>...I also understand that the value of k, the rate constant, does not depend/is not correlated with the concentration of the reactant(s).

It would be easier to represent this in calculus, but I assume you have not gotten there yet.

Anyway, you are correct, $k$ is a constant.

$$\mathrm{rate} = k [A]^x \implies \mathrm{rate} \propto k$$

thus as $k$ increases, the rate will increase for a **given concentration** of $\ce A$. The question did provide that $x = 1$ but this is not needed to solve the problem. Think of rate as:
$$\mathrm{rate} = -\frac{\Delta [A]}{\Delta t}$$
(the reaction is removing $\ce A$) which is in the form of a slope. thus the larger the rate value, the lower the slope of the curve. Rate is dependend on concentration, but for the same concentration, a reaction with a higher rate constant will proceed faster, thus remove $\ce A$ fast and have a more negative slope.

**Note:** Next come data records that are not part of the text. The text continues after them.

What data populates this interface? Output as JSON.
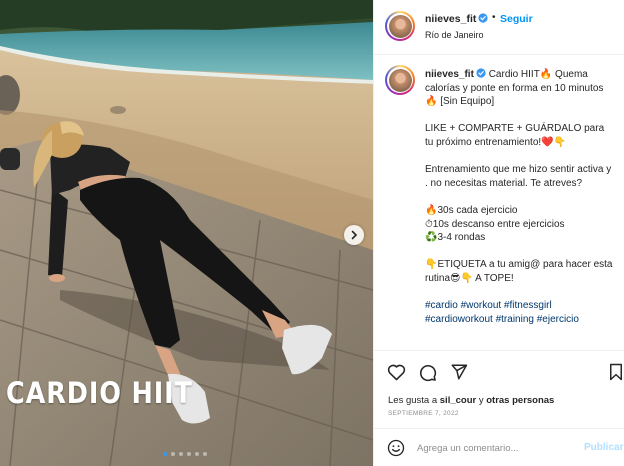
{
  "post": {
    "overlay_title": "CARDIO HIIT",
    "carousel": {
      "total_slides": 6,
      "active_slide": 1
    }
  },
  "icons": {
    "next": "chevron-right-icon",
    "verified": "verified-badge-icon",
    "like": "heart-icon",
    "comment": "comment-icon",
    "share": "paper-plane-icon",
    "save": "bookmark-icon",
    "emoji": "smiley-icon"
  },
  "colors": {
    "accent": "#0095f6",
    "verified": "#3897f0",
    "hashtag": "#00376b",
    "muted": "#8e8e8e",
    "publish_disabled": "#b2dffc"
  },
  "header": {
    "username": "niieves_fit",
    "separator": "•",
    "follow_label": "Seguir",
    "location": "Río de Janeiro"
  },
  "caption": {
    "username": "niieves_fit",
    "body": " Cardio HIIT🔥 Quema calorías y ponte en forma en 10 minutos🔥 [Sin Equipo]\n\nLIKE + COMPARTE + GUÁRDALO para tu próximo entrenamiento!❤️👇\n\nEntrenamiento que me hizo sentir activa y . no necesitas material. Te atreves?\n\n🔥30s cada ejercicio\n⏱10s descanso entre ejercicios\n♻️3-4 rondas\n\n👇ETIQUETA a tu amig@ para hacer esta rutina😎👇 A TOPE!\n\n",
    "hashtags": "#cardio #workout #fitnessgirl #cardioworkout #training #ejercicio"
  },
  "engagement": {
    "likes_prefix": "Les gusta a ",
    "likes_user": "sil_cour",
    "likes_mid": " y ",
    "likes_others": "otras personas",
    "date": "SEPTIEMBRE 7, 2022"
  },
  "comment_box": {
    "placeholder": "Agrega un comentario...",
    "publish_label": "Publicar"
  }
}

Lets compare for the two $k$ values, $k_{upper}$ and $k_{lower}$

$$\mathrm{rate}_{upper}  = k_{upper}[\ce A]= -\frac{\Delta [A]}{\Delta t} \\
\text{and }\\
\mathrm{rate}_{lower}  = k_{lower}[\ce A]= -\frac{\Delta [A]}{\Delta t} $$

Lets say arbitrarily that two reaction rates are: $k_{1} = \pu{2 s-1}$ and $k_{2} = \pu{4 s-1}$ and the instantaneous concentration is $[\ce A] = \pu{0.6M}$ then the reaction rates would be as follows:

$$\mathrm{rate}_{1}  = \pu{2 s-1}\times \pu{0.6M} = \pu{1.2 M s-1} = -\frac{\Delta [A]}{\Delta t} \implies \frac{\Delta [A]}{\Delta t} = -\pu{1.2 M s-1}\\
\text{and }\\
\mathrm{rate}_{2}  = \pu{4 s-1}\times \pu{0.6M} = \pu{2.4 M s-1} = -\frac{\Delta [A]}{\Delta t} \implies \frac{\Delta [A]}{\Delta t} = -\pu{2.4 M s-1}$$

Since a reaction of $\mathrm{rate}_2$ has a more negative slope, it must correspond to a curve  that decreases faster than a reaction of $\mathrm{rate}_1$ and the concentration would be lower sooner, thus $\mathrm{rate}_2$ is the lower curve and $\mathrm{rate}_1$ is the upper curve.